Un christogramme ( latin : Monogramma Christi ) est un monogramme ou une combinaison de lettres qui forme une abréviation du nom de Jésus-Christ , traditionnellement utilisé comme symbole religieux au sein de l' Église chrétienne .
L'un des plus anciens christogrammes est le Chi-Rho (☧). Il est constitué des lettres grecques superposées chi
(Χ) et rho
(Ρ) , qui sont les deux premières lettres du grec χριστός , « Christ ». Il était affiché sur l' étendard militaire labarum utilisé par Constantin Ier en 312 après J.-C. Le monogramme IX (
) est une forme similaire, utilisant les initiales du nom Ἰησοῦς (ὁ) Χριστός , « Jésus (le) Christ », tout comme le monogramme ΙΗ (
), en utilisant les deux premières lettres du nom ΙΗΣΟΥΣ , « JÉSUS » en majuscule.
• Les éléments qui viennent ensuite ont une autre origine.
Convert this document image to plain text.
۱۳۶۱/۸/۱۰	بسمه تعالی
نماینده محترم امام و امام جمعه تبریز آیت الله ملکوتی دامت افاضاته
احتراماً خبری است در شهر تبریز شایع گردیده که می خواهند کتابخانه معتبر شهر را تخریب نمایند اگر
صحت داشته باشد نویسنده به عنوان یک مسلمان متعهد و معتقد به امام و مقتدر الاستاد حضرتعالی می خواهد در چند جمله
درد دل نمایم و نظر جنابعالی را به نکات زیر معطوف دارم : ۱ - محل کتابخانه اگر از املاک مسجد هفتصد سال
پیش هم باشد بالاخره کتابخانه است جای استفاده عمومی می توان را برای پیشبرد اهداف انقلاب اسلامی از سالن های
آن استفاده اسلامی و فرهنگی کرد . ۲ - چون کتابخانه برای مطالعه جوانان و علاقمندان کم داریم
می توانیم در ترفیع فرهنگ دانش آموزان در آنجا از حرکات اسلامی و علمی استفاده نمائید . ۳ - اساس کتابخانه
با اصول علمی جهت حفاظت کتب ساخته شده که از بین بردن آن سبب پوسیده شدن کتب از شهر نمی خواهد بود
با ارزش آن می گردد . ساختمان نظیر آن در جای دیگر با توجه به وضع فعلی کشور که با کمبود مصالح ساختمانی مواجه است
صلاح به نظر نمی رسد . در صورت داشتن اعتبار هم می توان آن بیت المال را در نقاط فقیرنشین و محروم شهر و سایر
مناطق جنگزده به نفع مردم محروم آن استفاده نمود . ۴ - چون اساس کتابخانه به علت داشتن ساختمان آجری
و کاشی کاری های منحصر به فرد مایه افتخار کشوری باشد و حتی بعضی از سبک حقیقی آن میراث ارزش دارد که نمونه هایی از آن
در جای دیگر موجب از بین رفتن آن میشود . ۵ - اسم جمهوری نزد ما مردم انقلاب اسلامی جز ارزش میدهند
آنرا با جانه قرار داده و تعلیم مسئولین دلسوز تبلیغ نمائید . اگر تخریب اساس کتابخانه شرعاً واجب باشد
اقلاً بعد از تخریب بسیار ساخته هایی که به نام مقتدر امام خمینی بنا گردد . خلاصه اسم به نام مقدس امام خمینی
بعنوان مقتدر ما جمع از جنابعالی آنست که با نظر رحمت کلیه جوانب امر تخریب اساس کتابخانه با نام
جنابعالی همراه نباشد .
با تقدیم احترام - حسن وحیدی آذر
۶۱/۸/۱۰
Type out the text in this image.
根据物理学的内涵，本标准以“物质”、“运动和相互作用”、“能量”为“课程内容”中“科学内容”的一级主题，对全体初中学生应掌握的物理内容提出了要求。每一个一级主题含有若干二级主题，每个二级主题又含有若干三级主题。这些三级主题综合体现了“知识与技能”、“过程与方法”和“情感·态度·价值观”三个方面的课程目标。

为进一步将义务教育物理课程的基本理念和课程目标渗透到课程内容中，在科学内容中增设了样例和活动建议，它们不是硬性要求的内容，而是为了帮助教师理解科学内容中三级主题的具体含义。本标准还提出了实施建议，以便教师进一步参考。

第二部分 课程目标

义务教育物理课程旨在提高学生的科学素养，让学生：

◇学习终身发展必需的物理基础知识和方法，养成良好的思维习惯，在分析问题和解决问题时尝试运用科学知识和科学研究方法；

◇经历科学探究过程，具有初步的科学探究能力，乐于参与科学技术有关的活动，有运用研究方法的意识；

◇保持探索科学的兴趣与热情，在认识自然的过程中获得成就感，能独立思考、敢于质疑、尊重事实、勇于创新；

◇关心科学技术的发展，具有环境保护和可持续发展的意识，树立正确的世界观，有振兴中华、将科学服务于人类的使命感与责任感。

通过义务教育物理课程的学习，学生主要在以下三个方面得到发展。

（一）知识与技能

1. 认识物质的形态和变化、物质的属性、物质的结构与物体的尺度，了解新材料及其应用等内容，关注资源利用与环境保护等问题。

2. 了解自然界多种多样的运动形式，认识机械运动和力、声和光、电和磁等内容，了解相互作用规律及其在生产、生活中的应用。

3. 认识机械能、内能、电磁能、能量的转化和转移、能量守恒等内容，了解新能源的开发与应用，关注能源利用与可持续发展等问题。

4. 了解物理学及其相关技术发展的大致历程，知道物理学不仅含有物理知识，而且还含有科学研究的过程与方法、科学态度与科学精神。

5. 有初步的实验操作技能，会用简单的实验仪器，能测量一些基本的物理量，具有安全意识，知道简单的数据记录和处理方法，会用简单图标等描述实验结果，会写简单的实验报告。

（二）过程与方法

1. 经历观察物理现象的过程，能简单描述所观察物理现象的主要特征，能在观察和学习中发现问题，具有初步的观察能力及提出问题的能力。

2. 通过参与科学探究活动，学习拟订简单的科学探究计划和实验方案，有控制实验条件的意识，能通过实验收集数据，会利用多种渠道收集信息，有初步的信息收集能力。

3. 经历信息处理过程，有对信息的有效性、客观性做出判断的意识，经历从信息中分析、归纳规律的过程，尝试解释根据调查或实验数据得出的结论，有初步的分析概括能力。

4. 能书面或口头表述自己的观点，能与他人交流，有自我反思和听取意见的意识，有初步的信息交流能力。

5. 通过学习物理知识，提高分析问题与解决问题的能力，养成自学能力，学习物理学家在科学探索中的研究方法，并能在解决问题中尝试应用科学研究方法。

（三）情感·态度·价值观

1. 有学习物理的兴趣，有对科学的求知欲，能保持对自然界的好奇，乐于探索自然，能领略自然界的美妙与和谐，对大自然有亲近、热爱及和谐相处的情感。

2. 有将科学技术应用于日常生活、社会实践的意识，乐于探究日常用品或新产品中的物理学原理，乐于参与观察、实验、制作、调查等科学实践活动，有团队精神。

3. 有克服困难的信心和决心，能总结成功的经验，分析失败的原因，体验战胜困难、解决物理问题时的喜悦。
Il existait un nombre considérable de variantes de « christogrammes » ou monogrammes du Christ en usage au cours de la période médiévale, la frontière entre les monogrammes spécifiques et les simples abréviations de copistes étant quelque peu fluide.
Le nom Jésus , orthographié ΙΗΣΟΥΣ en lettres majuscules grecques, a pour abréviations IHS (également orthographié JHS, IHC ou ΙΗΣ ). Le nom Christus , orthographié ΧΡΙΣΤΟΣ , a pour abréviation XP (et des variantes flexionnelles telles que IX, XPO, XPS, XPI, XPM ). Dans la tradition chrétienne orientale, le monogramme ΙϹΧϹ (avec Overline indiquant l'abréviation du copiste) est utilisé pour Ἰησοῦς Χριστός dans les traditions grecque et cyrillique.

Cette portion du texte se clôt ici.